Il film si svolge nell’arco di una settimana (in cui piove sempre, tranne nel momento clou), e la giornata del protagonista è scandita da una serie di “rituali”. Le videolezioni con i suoi studenti, le pizze consegnate la sera, la tv guardata insieme all’amica. Finché Ellie, la figlia 17enne (la convincente Sadie Sink), non scardina tutto, con cattiveria apparente, riversando tutto il suo odio di bambina abbandonata su un padre che forse ha deciso di recuperare il suo ruolo troppo tardi. Un film sulla sofferenza, sull’amore negato, sull’amore che non salva. Un film sul non sapersi perdonare e sul non sapersi fermare, ripetendo ciò che più ci fa male.

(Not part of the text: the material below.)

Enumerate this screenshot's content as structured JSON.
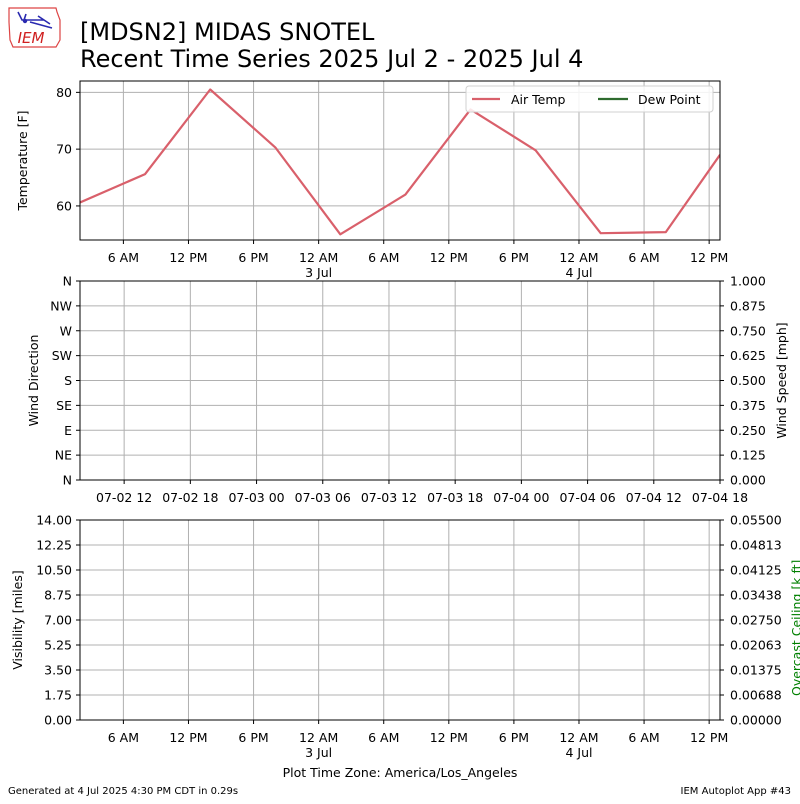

Sullo sfondo, a sottolineare come dentro l’enorme corpo da “balena bianca” abbandonata sul divano ci sia un animo delicatissimo, sensibilissimo, in cerca della Bellezza – “Scrivete qualcosa di onesto!”, dice il prof ai suoi studenti – bellezza umiliata, oltraggiata in primis dal suo aspetto fisico, c’è Moby Dick e una tesina – chiave di volta del film – sul capolavoro di Melville. Tutti siamo un po’ Charlie, tutti commettiamo sbagli, spesso irrimediabili. Eppure “le persone sono meravigliose”, anche quando sono mostri, sono balene bianche, inseguite da Achab, che cercano di schivare il suo rampone assetato di vendetta.
Il film, con una regia misurata, al servizio della monumentale interpretazione di Fraser, è l’adattamento della pièce omonima ad opera dello stesso autore, Samuel D. Hunter, insieme con il regista. Infatti ha un impianto teatrale: la porta di casa sono le quinte, l’azione è data dal dialogo, così come la tensione scaturisce a volte dal solo gioco di sguardi. Soprattutto quando entra in scena l’ex moglie, Mary (l’ottima Samantha Morton). I suoni dell’atto dell’ingurgitare cibo sono volutamente ingigantiti, per generare disgusto e non compassione. Eppure non manca l’empatia, la pietas classica, la spinta a voler salvare qualcuno. Anche se tutto quello che c’è intorno a noi, persone comprese, ci dice che non c’è speranza, che è impossibile.